£750m QXL tag fuels Net debate

It is now established that online auction house QXL is planning a stock market flotation in September, valuing the two-year-old venture at up to &£750m.

This may represent a hum-drum figure in the global online investment arena these days, yet compared with Rupert Murdoch’s unsuccessful &£623m bid for Manchester United it looks like a high risk investment.

Man Utd is a property which enjoys brand loyalty on a worldwide scale and enviable cashflow.
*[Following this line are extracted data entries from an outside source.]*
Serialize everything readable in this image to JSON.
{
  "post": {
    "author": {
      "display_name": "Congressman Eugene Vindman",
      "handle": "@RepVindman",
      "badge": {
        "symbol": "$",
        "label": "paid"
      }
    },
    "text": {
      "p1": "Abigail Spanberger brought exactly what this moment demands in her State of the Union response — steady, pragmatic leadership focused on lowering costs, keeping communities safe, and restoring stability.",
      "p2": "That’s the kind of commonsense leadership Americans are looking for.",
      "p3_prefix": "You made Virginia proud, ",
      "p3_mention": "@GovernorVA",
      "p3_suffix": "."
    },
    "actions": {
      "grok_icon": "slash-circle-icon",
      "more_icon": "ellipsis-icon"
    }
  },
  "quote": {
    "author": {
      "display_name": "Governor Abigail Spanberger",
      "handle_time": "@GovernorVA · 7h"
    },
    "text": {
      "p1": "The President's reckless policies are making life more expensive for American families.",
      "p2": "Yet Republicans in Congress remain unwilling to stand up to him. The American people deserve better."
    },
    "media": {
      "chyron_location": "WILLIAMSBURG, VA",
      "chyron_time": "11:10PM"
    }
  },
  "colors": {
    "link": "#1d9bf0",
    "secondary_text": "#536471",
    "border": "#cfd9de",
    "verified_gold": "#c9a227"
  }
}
And the bid would have given Murdoch a major trump card in the renegotiation of pay-TV rights.

So how exactly can QXL be judged to be as valuable as Man Utd or, to cite another example, a fair fraction of the well-established car making business of Volvo, which was sold to Ford for just over &£4bn earlier this year?

Proponents of Internet “hot stocks” would argue that the trend towards gravity-defying valuations of Internet stocks in the US – a trend now spreading to the UK – is justifiable in that they anticipate a real pattern of exponential growth of revenues and profits on the Internet.
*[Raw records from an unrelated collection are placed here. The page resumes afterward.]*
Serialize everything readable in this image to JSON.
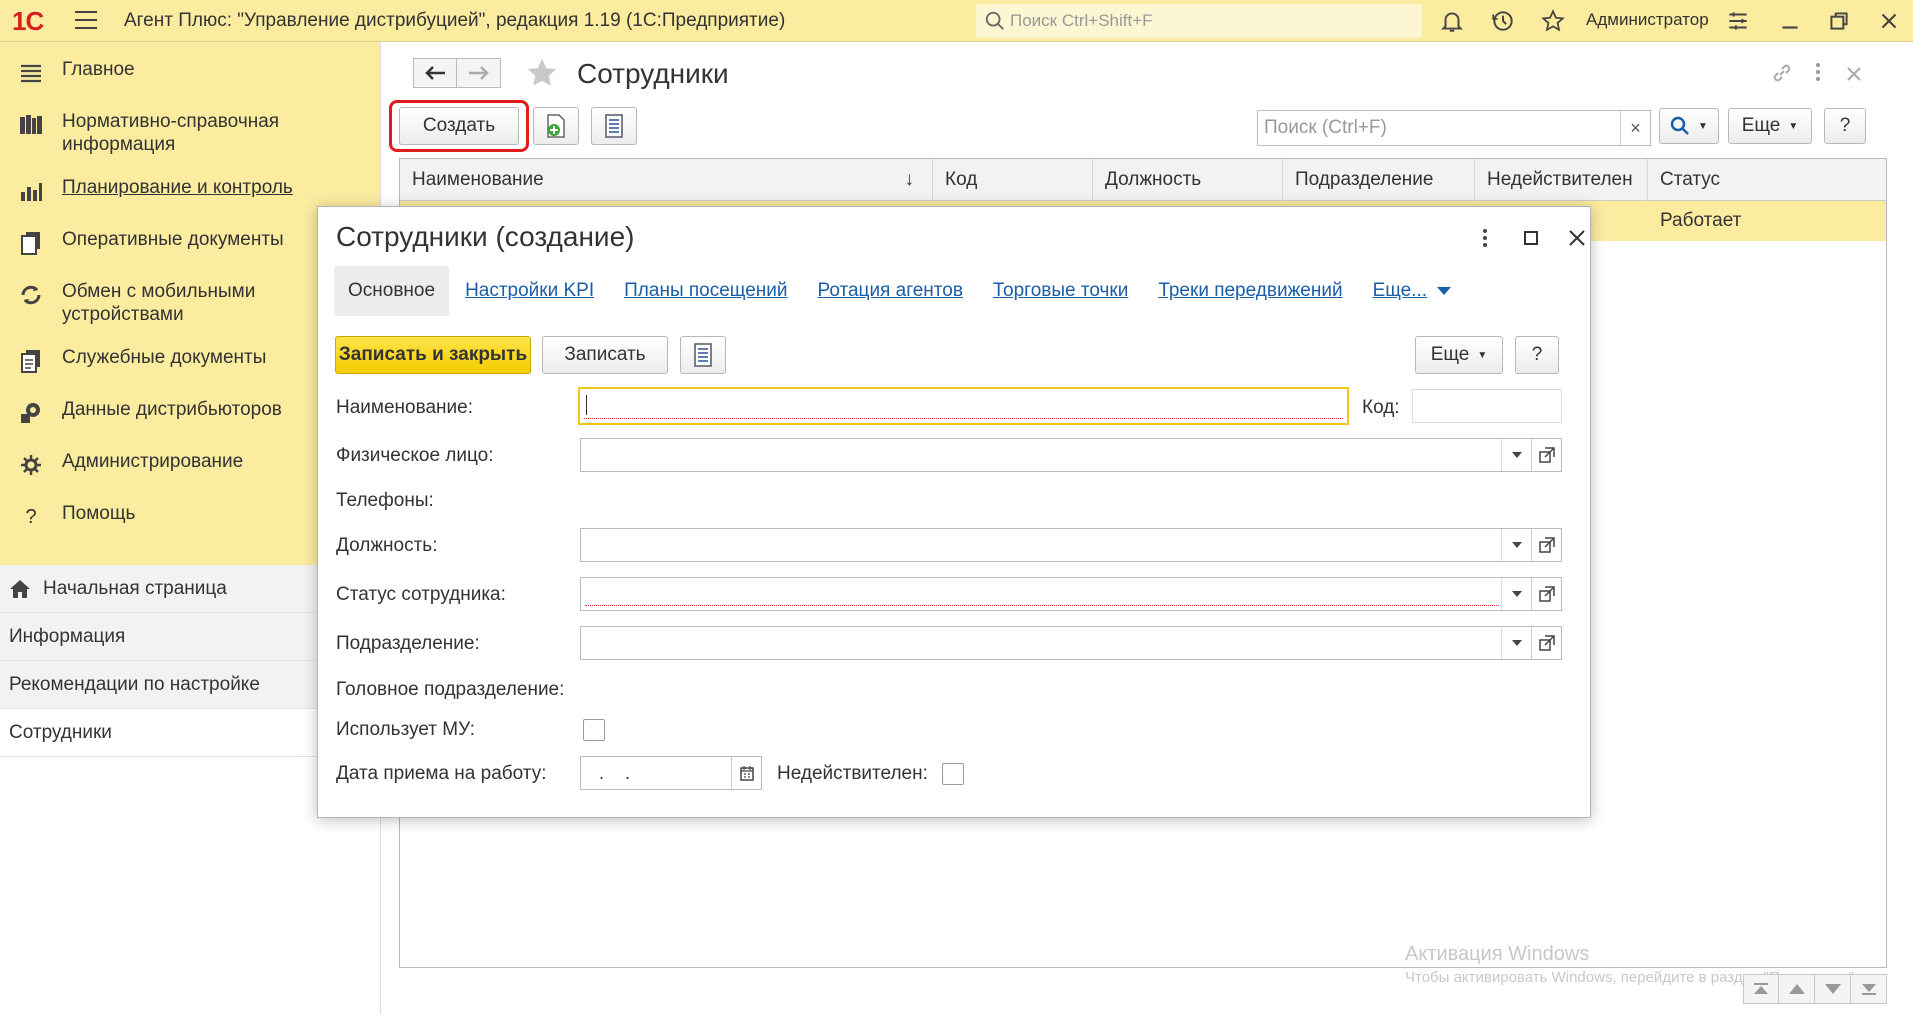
{
  "app": {
    "logo": "1С",
    "title": "Агент Плюс: \"Управление дистрибуцией\", редакция 1.19  (1С:Предприятие)",
    "search_placeholder": "Поиск Ctrl+Shift+F",
    "user": "Администратор"
  },
  "sidebar": {
    "sections": [
      {
        "label": "Главное",
        "icon": "menu-lines-icon"
      },
      {
        "label": "Нормативно-справочная информация",
        "icon": "reference-books-icon"
      },
      {
        "label": "Планирование и контроль",
        "icon": "bar-chart-icon"
      },
      {
        "label": "Оперативные документы",
        "icon": "documents-icon"
      },
      {
        "label": "Обмен с мобильными устройствами",
        "icon": "sync-icon"
      },
      {
        "label": "Служебные документы",
        "icon": "service-docs-icon"
      },
      {
        "label": "Данные дистрибьюторов",
        "icon": "distributor-data-icon"
      },
      {
        "label": "Администрирование",
        "icon": "gear-icon"
      },
      {
        "label": "Помощь",
        "icon": "question-icon"
      }
    ],
    "open_windows": [
      {
        "label": "Начальная страница"
      },
      {
        "label": "Информация"
      },
      {
        "label": "Рекомендации по настройке"
      },
      {
        "label": "Сотрудники"
      }
    ]
  },
  "list": {
    "title": "Сотрудники",
    "create_label": "Создать",
    "search_placeholder": "Поиск (Ctrl+F)",
    "more_label": "Еще",
    "help_label": "?",
    "columns": [
      "Наименование",
      "Код",
      "Должность",
      "Подразделение",
      "Недействителен",
      "Статус"
    ],
    "sort_indicator": "↓",
    "rows": [
      {
        "status": "Работает"
      }
    ]
  },
  "dialog": {
    "title": "Сотрудники (создание)",
    "tabs": [
      "Основное",
      "Настройки KPI",
      "Планы посещений",
      "Ротация агентов",
      "Торговые точки",
      "Треки передвижений",
      "Еще..."
    ],
    "save_close_label": "Записать и закрыть",
    "save_label": "Записать",
    "more_label": "Еще",
    "help_label": "?",
    "fields": {
      "name_label": "Наименование:",
      "code_label": "Код:",
      "person_label": "Физическое лицо:",
      "phones_label": "Телефоны:",
      "position_label": "Должность:",
      "status_label": "Статус сотрудника:",
      "department_label": "Подразделение:",
      "head_department_label": "Головное подразделение:",
      "uses_mu_label": "Использует МУ:",
      "hire_date_label": "Дата приема на работу:",
      "hire_date_value": ". .",
      "invalid_label": "Недействителен:"
    }
  },
  "watermark": {
    "line1": "Активация Windows",
    "line2": "Чтобы активировать Windows, перейдите в раздел \"Параметры\"."
  }
}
But such an approach demands nerves of steel for QXL’s potential investors. A statement announcing the appointment of Jim Rose as the company’s chief executive in April (first revealed in Marketing Week May 6) which followed a more modest $12m (&£7.5m) refinancing of QXL in February, confirmed annualised sales of &£10m (not profits) and a 20 per cent growth in its business.
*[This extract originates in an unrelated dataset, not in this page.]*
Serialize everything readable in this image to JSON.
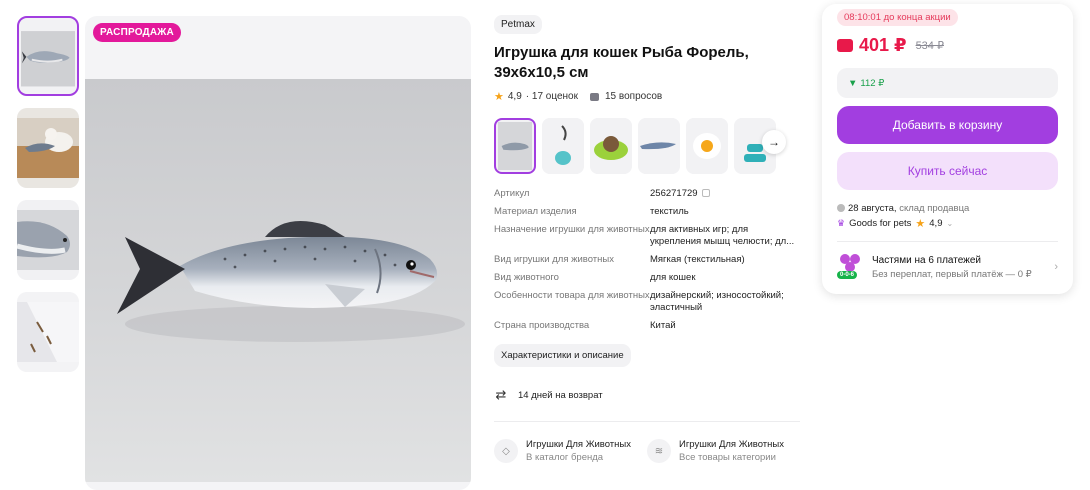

Beyond that, there lies much excitement – perhaps well justified – but little that is concrete or certain about QXL’s future earning potential.

At least Freeserve, the other UK-based online business which has just had a jaw-dropping valuation placed on it – has its software physically installed on the computers of more than 1.25 million UK consumers.

The only thing that many other highly-valued online businesses, including QXL, enjoy is a bookmarked domain name on the Net browsers of an audience whose future loyalty or fickleness remains unclear.

First-mover advantage – which QXL clearly enjoys in the UK and other European online auction markets – is often viewed as a guarantee of future market leadership.

No doubt QXL, like many other online businesses which have launched share offers, will use part of its funds to raise brand awareness, and secure exclusive promotional deals with high-traffic portal sites.

But attempts to construct barriers to rivals entering the market may be ineffectual for many Net start-ups. QXL already has a handful of rivals, including eBay, Yahoo!, and lastminute.com, vying for a share of the UK market for auctioned or “bucket-shop” sales of goods, such as last-minute travel and entertainment tickets.

In this sector, particularly, neither the suppliers nor buyers of such goods are likely to remain loyal to one particular online intermediary.

This, combined with the growing technical ease of setting up online auction and bargain basement shops for a wide category of goods, is likely to put the squeeze on margins.

In essence, investing in QXL looks more like a gamble than a bargain.